La grande parenthèse de l'écrit. ( Marc Dugain. )Marc Dugain, 2013

" La grande parenthèse de l'écrit avait duré à peu près six mille ans avant de se refermer sur le pragmatisme de l'insouciance et de la vacuité. L'écrit existait toujours, mais il n'était plus qu'une traduction instantanée de la parole ou même, dans certains cas, de la pensée. Poussés par cette impatience chronique qui explique une grande partie de nos avancées technologiques, nous avons fait en sorte de ne plus avoir à écrire, d'abord parce que cela prend plus de temps que parler et qu'ensuite cela requiert un minimum de notions d'orthographe qui se sont évaporées tranquillement au cours du siècle dernier au point de rendre les écrits d'une grande partie de la population totalement phonétiques. Au lieu d'y remédier par un meilleur apprentissage des règles de l'écriture nous avons préféré prendre le chemin le plus court, celui qui demande le moindre effort, qui réduit notre impatience, le chemin technologique. Dès lors écrire est devenu désuet. Les textos comme les mails étaient parlés et directement traduits en écriture. Dans le sens contraire, il était loisible à chacun d'entendre ce qui était écrit pour éviter l'effort de la lecture.

Mais l'écrit n'avait pas disparu, il était plutôt réservé à une élite isolée qui cultivait jalousement, avec soin, son obsolescence. Et puis, toujours dans cette même logique de préserver l'individu de tout effort, l'oral a cédé devant la transmission directe de la pensée à une machine. Convertir une pensée en langage exprimé nécessite un effort dont la grande majorité des individus se voyaient bien s'affranchir. Au moyen d'une connexion simple avec une machine, il est devenu possible de transmettre par écrit ses pensées. Nous en somme aujourd'hui au stade où nous essayons de communiquer de pensée à pensée sans intercession ni de l'oral ni de l'écrit mais on ne sait pas encore gérer distinctement le flux des bonnes et des mauvaises pensées, ce qui complique considérablement cette avancée technologique.

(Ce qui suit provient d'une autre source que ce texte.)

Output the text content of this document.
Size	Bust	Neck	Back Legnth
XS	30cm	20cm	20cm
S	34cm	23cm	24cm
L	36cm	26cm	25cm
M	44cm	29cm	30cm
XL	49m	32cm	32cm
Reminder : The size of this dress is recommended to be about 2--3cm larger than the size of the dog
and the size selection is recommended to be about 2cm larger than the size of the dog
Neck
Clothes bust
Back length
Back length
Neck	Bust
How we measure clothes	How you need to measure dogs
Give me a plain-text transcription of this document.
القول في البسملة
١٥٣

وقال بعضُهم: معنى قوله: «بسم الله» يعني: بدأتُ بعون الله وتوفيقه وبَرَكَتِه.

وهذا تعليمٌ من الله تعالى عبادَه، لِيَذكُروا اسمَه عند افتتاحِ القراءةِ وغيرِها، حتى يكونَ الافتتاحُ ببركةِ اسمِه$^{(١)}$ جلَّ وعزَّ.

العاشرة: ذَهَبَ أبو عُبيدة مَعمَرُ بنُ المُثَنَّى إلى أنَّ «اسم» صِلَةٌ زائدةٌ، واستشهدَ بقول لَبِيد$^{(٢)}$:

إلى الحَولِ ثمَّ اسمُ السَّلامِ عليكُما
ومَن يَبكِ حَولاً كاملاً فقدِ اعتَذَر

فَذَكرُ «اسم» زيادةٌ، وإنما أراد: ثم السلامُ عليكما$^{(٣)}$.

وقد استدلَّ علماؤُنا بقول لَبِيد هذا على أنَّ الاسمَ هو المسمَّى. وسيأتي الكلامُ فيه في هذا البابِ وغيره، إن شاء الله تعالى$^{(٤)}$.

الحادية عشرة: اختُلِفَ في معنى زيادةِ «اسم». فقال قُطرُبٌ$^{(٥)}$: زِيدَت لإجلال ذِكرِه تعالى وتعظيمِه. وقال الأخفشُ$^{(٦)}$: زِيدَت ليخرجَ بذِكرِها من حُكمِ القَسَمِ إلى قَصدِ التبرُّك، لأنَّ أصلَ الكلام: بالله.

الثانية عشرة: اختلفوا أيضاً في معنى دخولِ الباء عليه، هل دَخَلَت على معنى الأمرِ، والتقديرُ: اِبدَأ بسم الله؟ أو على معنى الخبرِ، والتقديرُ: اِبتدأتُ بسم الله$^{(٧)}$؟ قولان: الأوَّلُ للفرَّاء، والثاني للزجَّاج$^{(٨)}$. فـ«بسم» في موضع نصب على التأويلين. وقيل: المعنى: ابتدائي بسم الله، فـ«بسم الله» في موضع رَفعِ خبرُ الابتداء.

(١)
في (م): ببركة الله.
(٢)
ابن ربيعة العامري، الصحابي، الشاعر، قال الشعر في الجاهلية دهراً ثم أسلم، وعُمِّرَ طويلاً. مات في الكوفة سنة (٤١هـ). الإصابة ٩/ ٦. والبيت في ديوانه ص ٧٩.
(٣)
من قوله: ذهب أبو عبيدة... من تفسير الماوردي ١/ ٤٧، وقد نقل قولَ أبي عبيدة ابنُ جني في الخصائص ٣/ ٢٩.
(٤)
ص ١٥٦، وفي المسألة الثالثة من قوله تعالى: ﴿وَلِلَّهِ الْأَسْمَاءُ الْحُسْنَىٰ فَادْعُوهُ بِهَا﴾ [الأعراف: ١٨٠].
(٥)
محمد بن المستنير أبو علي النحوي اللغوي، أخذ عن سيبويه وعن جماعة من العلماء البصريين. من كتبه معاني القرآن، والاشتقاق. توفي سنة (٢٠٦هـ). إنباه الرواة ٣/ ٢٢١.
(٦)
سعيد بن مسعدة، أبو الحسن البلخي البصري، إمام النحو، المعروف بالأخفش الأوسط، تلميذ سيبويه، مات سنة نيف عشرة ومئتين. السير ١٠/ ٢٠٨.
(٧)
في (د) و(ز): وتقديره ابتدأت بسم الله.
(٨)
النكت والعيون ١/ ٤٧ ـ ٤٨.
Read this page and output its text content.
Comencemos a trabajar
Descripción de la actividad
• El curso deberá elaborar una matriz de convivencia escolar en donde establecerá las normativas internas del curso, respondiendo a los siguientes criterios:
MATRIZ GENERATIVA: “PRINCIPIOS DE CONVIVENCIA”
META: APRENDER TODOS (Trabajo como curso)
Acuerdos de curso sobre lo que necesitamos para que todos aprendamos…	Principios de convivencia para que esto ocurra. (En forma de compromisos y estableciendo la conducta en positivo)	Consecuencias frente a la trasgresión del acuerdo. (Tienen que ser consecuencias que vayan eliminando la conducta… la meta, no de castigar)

Enfant, je me souviens de mon père me lisant le Roman de Renart le soir avant de m'endormir. Un jour il m'a expliqué que le désignation d'une histoire comme roman venait de l'époque du Moyen Âge, quand certains auteurs se sont mis à écrire dans la langue commune, celle du peuple, le roman. Pour les écrits, l'élite se réservait le latin, la langue des clercs. On a visiblement longtemps écrit le latin alors qu'on ne le parlait quasiment plus. Ces derniers temps, les médias ont remarqué un regain d'intérêt pour la lecture des romans. Il semblerait qu'une partie, certes encore infime, de la population se lasse de toutes les fictions qui lui sont présentées par les grands diffuseurs et leurs plateformes. Ces films, ces séries, étant tous élaborés à partir de données recueillies sur les goûts du public, relèvent d'une démarche scientifique et commerciale de connaissance des aspirations du spectateur très précise qui, une nouvelle fois, ne laisse aucune place à l'incertitude. On ne peut plus être déçu par un jeu vidéo, ni par une série. C'est ainsi que certains ont eu l'idée de revenir au roman aléatoire qui n'a pas été écrit en fonction des attentes du public telles qu'elles sont recensées. Nombre de ces romans sont décevants, c'est le risque, leur sujet passant complètement à côté de l'intérêt du lecteur, mais d'autres ressuscitent miraculeusement le roman comme oeuvre d'art, au sens de l'intimité qui se crée entre deux personnes qui ne se connaissent pas. Cette magie improbable, des hommes et des femmes sont de plus en plus nombreux à vouloir l'expérimenter au hasard d'une lecture quand soudainement ce qui est écrit formalise magnifiquement ce que le lecteur ressent mais qu'il n'a jamais été capable d'exprimer et qu'un inconnu a traduit en mots selon un ordre poétique..."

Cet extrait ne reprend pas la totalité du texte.